Materials: lacquer, mounted with enameled and gilded porcelain; shakudo and gilt fittings

Dimensions: 208 x 120 x 46 cm

Accession Number: S 151

Other Notes:

A porcelain-mounted lacquer cabinet with an asymmetrical arrangement of sliding doors, small drawers, and cupboards enclosing further small drawers, cupboards and shelves. The porcelain panels enamelled and gilt in the style of Kyoto earthenware, with mythological scenes including Nitta no Yoshisada throwing his tachi into foaming waves, a Chinese sage with attendants on a balcony, samurai warriors in combat, and courtiers with attendants. The interior panels of the hinged doors with birds and foliage, the drawers inlaid in ivory and pearl-shell, and lacquered in relief with military emblems, the frame lacquered with numerous mon, the sides with dragon and ho-o roundels, applied throughout with shakudo mounts and gilt aoi mon.

This cabinet is a good example of the sumptuous combination of techniques that was sought after by many Japanese-art enthusiasts at the height of the Japan craze in the 1870s and 1880s. Also characteristic of this period is the optimistic use on the metal fittings of the hollyhock mon of the Tokugawa family who had ruled Japan as shoguns for more than two centuries until 1867. The Tokugawa mon is particularly inappropriate on this piece since the large porcelain panel at the top right shows the warrior Nitta Yoshisada (1301-38), a loyalist hero who struggled to depose the Hojo, an earlier family of military rulers and restore Imperial rule. On his way to capture the city of Kamakura, Nitta threw his sword into the waves as an offering to Ryujin, the Dragon King of the Sea.
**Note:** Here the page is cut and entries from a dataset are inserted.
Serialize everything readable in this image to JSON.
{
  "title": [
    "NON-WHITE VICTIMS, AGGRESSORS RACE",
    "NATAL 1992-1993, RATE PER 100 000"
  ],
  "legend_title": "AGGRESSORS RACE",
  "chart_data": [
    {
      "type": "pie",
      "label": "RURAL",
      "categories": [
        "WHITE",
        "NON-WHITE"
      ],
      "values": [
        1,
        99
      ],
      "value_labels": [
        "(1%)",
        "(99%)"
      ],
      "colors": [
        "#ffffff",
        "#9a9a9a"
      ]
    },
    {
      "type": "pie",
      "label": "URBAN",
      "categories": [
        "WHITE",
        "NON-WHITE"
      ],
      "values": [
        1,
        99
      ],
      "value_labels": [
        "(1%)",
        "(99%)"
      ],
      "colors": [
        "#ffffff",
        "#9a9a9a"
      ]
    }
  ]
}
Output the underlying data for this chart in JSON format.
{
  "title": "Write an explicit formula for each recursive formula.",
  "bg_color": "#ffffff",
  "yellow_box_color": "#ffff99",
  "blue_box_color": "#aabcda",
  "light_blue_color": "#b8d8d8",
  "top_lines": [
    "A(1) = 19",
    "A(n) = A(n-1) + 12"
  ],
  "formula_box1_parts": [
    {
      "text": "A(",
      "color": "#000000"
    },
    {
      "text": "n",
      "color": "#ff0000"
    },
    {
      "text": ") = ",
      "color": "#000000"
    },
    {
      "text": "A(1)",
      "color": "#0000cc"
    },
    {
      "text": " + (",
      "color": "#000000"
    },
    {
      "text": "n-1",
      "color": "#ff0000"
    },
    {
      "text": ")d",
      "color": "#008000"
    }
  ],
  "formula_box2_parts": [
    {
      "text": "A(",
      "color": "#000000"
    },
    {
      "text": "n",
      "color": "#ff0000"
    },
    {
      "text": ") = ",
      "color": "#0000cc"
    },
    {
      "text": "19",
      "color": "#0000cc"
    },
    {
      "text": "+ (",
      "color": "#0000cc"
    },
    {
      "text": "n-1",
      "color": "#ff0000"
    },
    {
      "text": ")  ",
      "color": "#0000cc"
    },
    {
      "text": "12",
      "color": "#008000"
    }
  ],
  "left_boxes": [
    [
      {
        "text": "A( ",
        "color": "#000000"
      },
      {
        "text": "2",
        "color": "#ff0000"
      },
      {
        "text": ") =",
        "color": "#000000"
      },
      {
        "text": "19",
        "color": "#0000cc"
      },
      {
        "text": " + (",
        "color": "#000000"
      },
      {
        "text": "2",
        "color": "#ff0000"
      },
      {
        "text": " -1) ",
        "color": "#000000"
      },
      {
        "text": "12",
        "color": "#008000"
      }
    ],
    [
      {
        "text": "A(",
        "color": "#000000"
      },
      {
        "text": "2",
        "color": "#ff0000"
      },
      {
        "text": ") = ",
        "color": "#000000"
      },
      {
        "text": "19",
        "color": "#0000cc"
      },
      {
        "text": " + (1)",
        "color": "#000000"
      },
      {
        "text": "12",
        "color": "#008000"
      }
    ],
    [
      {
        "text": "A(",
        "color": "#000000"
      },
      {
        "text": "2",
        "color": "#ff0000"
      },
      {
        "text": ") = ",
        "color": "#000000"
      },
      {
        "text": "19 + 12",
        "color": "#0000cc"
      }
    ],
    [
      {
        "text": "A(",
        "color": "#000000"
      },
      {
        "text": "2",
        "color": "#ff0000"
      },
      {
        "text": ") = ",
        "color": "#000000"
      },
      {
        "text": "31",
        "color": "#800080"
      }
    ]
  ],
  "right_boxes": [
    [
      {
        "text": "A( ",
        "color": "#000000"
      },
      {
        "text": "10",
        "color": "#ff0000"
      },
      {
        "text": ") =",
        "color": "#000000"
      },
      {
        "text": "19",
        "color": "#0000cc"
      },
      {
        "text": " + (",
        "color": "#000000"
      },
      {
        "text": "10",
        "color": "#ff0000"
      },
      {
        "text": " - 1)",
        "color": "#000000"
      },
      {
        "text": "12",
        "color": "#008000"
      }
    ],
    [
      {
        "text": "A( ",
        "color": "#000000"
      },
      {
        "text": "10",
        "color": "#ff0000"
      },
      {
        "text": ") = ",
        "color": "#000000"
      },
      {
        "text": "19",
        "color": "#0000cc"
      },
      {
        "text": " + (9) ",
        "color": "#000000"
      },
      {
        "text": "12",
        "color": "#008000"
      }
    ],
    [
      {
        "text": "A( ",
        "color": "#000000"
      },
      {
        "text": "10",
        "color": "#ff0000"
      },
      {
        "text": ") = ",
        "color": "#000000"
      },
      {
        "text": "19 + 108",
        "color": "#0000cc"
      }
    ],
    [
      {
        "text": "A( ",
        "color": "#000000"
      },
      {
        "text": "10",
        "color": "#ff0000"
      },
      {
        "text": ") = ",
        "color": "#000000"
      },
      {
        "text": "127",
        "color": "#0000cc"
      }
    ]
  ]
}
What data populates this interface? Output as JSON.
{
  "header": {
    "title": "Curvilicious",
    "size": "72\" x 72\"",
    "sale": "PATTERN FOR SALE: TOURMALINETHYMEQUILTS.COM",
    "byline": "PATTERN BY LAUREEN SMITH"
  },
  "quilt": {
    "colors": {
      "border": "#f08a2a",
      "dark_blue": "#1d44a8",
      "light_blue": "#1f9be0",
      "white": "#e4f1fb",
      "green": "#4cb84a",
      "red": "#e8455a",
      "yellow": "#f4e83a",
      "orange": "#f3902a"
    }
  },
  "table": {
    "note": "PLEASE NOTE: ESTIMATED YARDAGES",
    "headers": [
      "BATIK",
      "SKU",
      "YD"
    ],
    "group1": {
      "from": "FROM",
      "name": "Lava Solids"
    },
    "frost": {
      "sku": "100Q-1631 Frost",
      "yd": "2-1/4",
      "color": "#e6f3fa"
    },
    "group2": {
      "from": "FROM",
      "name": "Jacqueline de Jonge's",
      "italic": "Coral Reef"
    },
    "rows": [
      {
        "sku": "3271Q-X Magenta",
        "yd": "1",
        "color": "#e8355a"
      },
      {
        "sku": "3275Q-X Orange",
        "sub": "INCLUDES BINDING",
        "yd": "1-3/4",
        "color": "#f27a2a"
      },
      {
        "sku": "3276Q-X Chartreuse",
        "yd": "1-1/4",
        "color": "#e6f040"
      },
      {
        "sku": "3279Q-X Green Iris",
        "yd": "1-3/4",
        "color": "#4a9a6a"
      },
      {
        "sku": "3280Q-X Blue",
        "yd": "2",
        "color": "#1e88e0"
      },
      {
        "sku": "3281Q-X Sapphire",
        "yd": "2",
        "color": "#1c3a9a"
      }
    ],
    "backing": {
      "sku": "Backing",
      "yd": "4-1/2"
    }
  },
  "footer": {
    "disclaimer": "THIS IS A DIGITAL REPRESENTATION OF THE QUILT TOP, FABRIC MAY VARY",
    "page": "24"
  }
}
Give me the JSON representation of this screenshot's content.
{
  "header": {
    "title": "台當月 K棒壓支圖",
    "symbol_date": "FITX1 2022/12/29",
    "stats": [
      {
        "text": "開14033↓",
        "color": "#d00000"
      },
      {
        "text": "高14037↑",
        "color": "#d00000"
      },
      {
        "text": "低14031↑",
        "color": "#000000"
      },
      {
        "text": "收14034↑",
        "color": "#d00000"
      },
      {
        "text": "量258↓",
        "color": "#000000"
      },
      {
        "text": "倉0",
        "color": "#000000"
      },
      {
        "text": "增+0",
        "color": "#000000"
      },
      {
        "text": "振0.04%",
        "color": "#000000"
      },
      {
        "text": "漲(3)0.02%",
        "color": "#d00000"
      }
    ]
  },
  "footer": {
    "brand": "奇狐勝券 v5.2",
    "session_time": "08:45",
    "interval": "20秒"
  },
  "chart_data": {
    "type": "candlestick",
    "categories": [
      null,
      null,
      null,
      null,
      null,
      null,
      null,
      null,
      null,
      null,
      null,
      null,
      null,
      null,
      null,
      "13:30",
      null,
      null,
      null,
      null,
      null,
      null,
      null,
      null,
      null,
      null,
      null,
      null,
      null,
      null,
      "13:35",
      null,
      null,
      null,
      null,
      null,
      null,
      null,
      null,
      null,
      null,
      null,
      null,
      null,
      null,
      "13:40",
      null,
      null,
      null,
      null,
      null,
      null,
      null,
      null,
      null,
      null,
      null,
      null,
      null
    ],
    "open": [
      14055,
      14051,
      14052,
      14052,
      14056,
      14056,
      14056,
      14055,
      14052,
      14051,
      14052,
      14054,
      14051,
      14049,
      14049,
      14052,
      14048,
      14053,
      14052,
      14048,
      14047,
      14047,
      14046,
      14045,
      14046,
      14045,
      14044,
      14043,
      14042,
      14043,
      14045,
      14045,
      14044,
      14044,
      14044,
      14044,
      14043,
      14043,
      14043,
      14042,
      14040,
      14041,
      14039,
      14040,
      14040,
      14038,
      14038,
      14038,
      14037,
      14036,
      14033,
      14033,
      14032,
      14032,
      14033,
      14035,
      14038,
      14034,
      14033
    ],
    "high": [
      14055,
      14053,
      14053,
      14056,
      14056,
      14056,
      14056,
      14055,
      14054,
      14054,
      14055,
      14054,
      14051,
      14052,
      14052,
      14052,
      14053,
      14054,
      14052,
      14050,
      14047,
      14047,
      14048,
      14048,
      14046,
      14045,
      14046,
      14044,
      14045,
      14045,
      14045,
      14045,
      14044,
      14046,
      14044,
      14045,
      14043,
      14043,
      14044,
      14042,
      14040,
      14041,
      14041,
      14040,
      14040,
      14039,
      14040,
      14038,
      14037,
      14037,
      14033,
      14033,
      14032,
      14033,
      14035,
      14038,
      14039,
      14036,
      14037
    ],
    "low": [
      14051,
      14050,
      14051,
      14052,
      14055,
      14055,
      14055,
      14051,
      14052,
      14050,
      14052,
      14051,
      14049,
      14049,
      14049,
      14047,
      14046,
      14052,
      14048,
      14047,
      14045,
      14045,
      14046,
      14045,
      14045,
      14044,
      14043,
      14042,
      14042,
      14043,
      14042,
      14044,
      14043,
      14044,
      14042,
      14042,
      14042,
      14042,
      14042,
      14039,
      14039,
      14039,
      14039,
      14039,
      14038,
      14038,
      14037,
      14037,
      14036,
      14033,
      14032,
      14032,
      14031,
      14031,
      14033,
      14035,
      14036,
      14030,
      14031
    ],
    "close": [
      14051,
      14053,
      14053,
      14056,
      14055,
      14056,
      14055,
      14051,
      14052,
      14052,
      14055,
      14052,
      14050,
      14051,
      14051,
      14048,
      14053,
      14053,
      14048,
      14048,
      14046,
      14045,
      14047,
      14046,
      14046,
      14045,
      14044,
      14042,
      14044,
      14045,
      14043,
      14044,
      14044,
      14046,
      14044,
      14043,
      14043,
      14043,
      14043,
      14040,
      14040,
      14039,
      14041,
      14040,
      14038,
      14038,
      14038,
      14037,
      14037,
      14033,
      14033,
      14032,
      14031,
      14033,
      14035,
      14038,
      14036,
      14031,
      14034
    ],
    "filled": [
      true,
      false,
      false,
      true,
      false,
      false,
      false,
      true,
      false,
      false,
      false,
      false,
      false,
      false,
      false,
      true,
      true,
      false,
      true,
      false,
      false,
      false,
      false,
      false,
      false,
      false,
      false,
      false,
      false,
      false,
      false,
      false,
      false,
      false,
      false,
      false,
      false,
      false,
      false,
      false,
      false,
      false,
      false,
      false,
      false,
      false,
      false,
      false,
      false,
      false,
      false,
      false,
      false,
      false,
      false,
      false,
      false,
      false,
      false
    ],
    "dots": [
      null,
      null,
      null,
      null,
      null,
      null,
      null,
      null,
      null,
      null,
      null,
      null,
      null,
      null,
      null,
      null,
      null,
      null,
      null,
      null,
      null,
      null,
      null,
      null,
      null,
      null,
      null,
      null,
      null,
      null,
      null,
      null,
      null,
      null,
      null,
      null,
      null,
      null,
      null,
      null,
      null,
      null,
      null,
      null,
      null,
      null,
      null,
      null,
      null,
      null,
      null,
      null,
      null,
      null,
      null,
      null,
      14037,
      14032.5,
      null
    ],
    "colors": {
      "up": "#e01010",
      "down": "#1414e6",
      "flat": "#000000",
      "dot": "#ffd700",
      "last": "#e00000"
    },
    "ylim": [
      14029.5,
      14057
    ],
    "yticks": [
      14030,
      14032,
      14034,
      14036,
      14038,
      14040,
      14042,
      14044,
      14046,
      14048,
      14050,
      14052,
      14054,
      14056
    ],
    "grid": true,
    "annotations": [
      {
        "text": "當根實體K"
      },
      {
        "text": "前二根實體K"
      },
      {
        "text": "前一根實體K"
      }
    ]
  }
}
The tide immediately drew back, opening up a route by which Nitta was able to make a successful surprise attack.

Bibliography:

O. Impey, M. Fairley (eds.), Meiji No Takara: Treasures Of Imperial Japan: Ceramics Vol II, London 1995, cat. 153.
J. Earle, Splendors of Imperial Japan: Arts of the Meiji period from the Khalili Collection, London 2002, cat. 86, pp. 136–7.